The game against Russia, who were already out and just playing for pride, was where they almost came undone. They opened up and really attacked in the first half, were 2-0 down within twenty minutes and couldn't get back into it. Were outclassed in the second-half and fortunate not go out in the group on goal difference.

It wasn't really a one-off in style either, they played that way for the entire decade and remained organised and tough to look good against, but the returns they got for it were more typical of their talent level.
 
Even if playing defensively, we saw yesterday with Slovakia and Georgia that if better teams keep the pressure on, a defensive team can eventually collapse.

How did Greece do it game after game? Were they perhaps a better side than given credit for?

Slovakia were one minute away from beating England in a similar way that Greece won all their 3 matches in the knockouts. Imagine that game 3 times and it’s somewhere close. Slovakia also beat Belgium in the group stages too. Some luck, good defending, taking your chances. And teams they played underperforming. France had an unbelievable team in that tournament but never really got going at all.
 
They were always defensive, but usually managed to keep a counterattacking threat and avoid being entirely pinned back, plus they were great from set-pieces. Also got better and more confident after the group stage.

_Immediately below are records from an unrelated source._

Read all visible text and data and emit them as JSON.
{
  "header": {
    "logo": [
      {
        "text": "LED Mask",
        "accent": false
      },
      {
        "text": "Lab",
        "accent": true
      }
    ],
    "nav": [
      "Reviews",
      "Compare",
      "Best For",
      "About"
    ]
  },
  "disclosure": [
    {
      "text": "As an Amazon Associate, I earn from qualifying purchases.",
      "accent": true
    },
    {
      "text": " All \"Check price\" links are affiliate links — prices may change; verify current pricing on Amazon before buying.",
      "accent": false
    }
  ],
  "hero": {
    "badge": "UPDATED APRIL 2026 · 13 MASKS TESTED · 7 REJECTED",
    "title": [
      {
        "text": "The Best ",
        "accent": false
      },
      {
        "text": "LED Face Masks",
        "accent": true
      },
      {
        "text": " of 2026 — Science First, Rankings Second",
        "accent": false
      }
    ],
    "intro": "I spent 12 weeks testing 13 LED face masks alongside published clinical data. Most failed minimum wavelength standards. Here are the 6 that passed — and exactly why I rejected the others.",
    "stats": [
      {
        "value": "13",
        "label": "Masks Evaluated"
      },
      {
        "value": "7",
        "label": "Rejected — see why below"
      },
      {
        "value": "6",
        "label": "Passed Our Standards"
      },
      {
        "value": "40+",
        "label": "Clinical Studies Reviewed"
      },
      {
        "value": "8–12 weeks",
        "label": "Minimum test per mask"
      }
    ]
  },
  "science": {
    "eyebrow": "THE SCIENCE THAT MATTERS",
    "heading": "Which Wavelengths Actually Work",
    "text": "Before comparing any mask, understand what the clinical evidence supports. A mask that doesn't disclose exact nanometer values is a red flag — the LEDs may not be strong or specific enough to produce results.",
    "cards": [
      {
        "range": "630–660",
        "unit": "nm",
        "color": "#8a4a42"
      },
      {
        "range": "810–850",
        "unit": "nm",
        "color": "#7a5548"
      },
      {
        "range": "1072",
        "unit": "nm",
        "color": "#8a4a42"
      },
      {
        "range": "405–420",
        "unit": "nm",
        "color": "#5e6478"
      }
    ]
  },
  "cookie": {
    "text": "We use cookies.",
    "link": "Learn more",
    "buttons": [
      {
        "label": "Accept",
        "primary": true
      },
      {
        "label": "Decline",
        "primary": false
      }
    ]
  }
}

The game against Russia, who were already out and just playing for pride, was where they almost came undone. They opened up and really attacked in the first half, were 2-0 down within twenty minutes and couldn't get back into it. Were outclassed in the second-half and fortunate not go out in the group on goal difference.

It wasn't really a one-off in style either, they played that way for the entire decade and remained organised and tough to look good against, but the returns they got for it were more typical of their talent level.
"Controlled offensive" as Rehhagel called it. "Modern plays who wins" was another famous quote when he was criticised for that "outdated" style.
 
Their prize was substantially better than the time my niece went to Greece and only got me a lousy T-shirt.